How about returning to indiviual liberty, responsibility and forget "group identifiers"!
The POOR are also useful for such progressive purposes!!
Ken, I bought this book because I am a Drury fan, not a Wesleyan. I have just finished it. I learned some things I never knew before, and can't wait for your evaluation of the chapters on the last several decades.
I remain puzzled. In my denomination, the 'back to Wesley' approach to entire sanctification seemed to cause as much turmoil as did the church growth movement, or the influence of the Jesus People/Charismatic movement, yet in the book, there is a sentence or so that says your discipline was slightly modified to place a bit more emphasis on process in the work of sanctification. I would love for you or Keith to address this. Perhaps I have been wrong, thinking that "our" real struggles have been over ES doctrine when in fact they have been over different approaches to evangelism and 'worship' styles.
I wonder, was the crisis in other denominations not a crisis, or a lesser issue in the Wesleyan church?
No question, the book handles the divisive issues well, and explains them in a way that puts the most positive 'spin' on the direction the church took on any given one. In fact, as you read you find yourself thinking it all makes sense, and should have happened the way it did. Very well done.

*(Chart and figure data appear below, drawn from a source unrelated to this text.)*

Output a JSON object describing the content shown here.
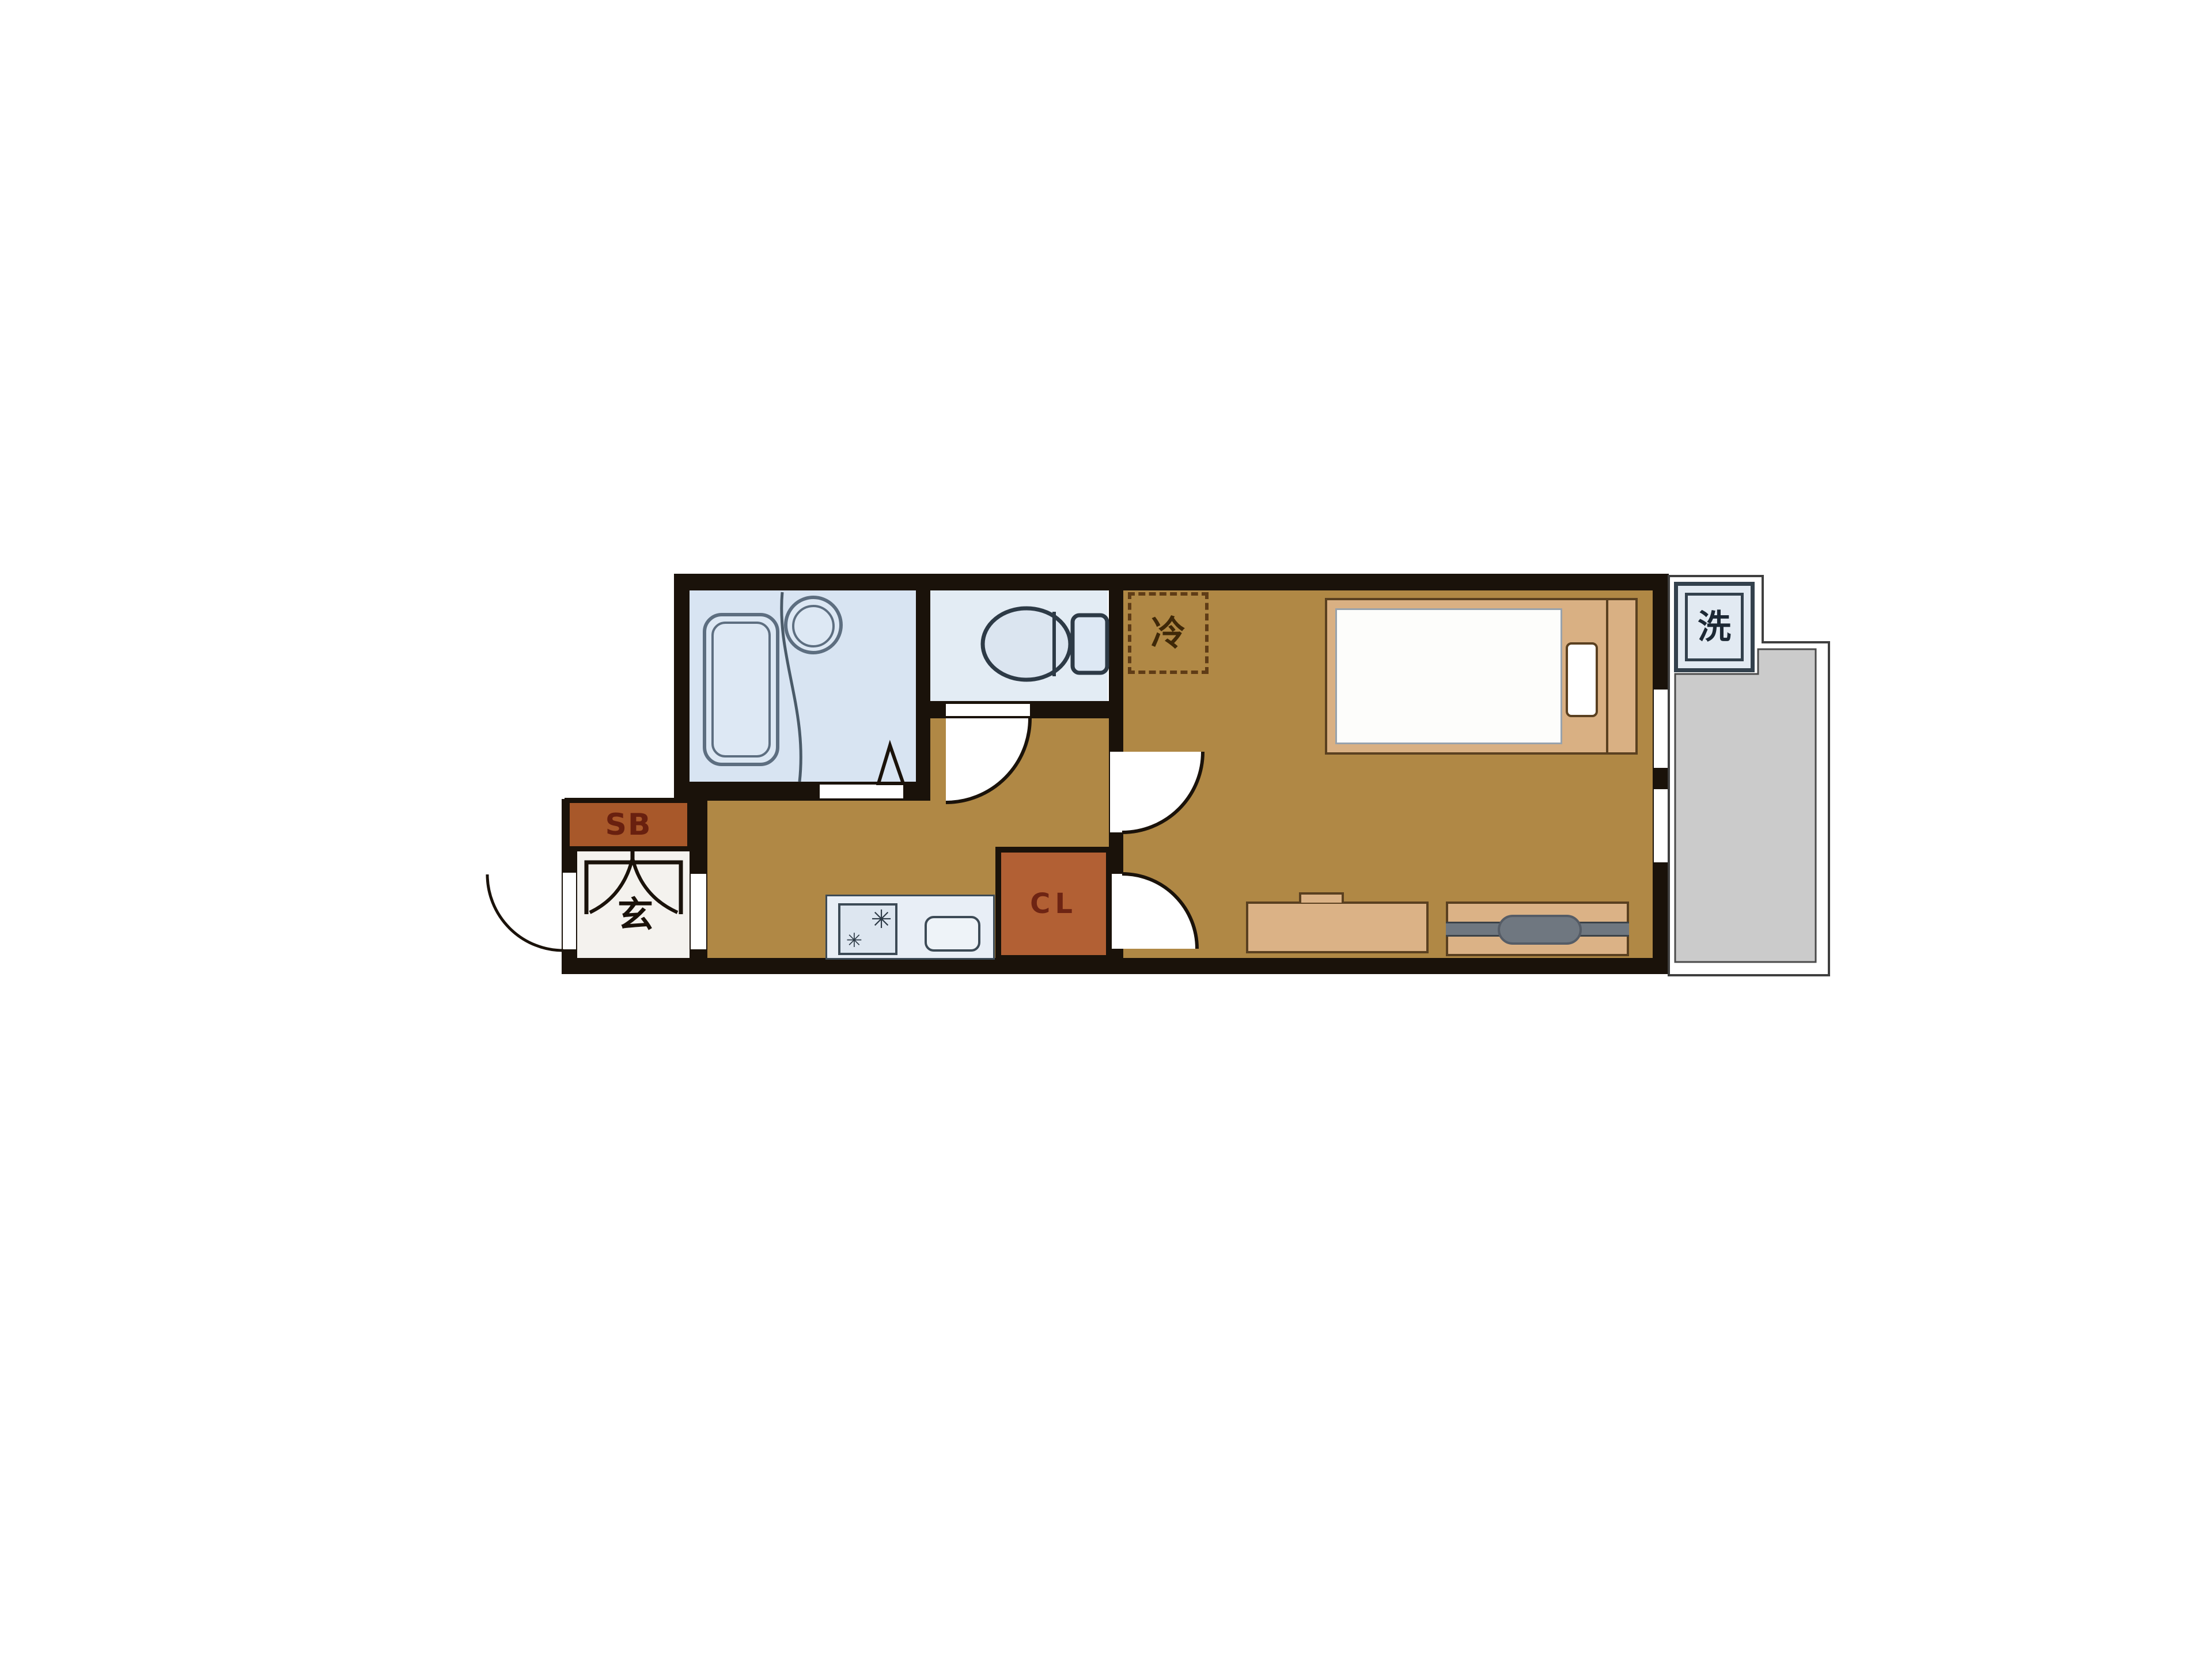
{
  "plan": {
    "type": "japanese-apartment-floorplan-1K",
    "labels": {
      "shoe_box": "SB",
      "entrance": "玄",
      "closet": "CL",
      "refrigerator": "冷",
      "washing_machine": "洗"
    },
    "icons": {
      "stove_burner_large": "✳",
      "stove_burner_small": "✳"
    },
    "colors": {
      "wall": "#1a120a",
      "floor_ochre": "#b08845",
      "bathroom_blue": "#d8e4f2",
      "toilet_blue": "#e3ecf4",
      "counter_blue": "#e8eef6",
      "genkan_white": "#f4f2ee",
      "balcony_gray": "#cbcbcb",
      "balcony_outline": "#3f3f3f",
      "wood_tan": "#d9b083",
      "wood_light": "#dbb286",
      "sb_fill": "#a8582a",
      "cl_fill": "#b26034",
      "label_dark_red": "#69200f",
      "fixture_outline": "#45535f",
      "tv_gray": "#6f7780",
      "dash_brown": "#5f3c16",
      "kanji_brown": "#3f2808"
    }
  }
}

Individual responsibility is important. I did not grow up in a wealthy home and attended segregated schools in the South. Most minorities I have known well are responsible people. I am not in favor of radical group identity and in fact most black Americans historically were segregated by race(not their choice). Today we face a world of class, race globalization and free trade. Hyper individualism is an American weakness. I taught in black universities at a time when it was dangerous to do so. We must gradually move toward a color blind society(which I see as happening at least for the top one third of the income scale). Poverty is due to sociological and individual factors and individual, family and community responsibilities are necessary along with adequate resources. My father benefitted from the GI Bill of Rights after World War 2 and I received National Defense Loans which enabled me to go to college(I paid them off and never defaulted). Don's assume that you can ascribe to me beliefs which I do not hold. Furthermore, history casts a long shadow over our country. I am a patriotic American who loves his country and I don't want to be branded by others with views I do not hold.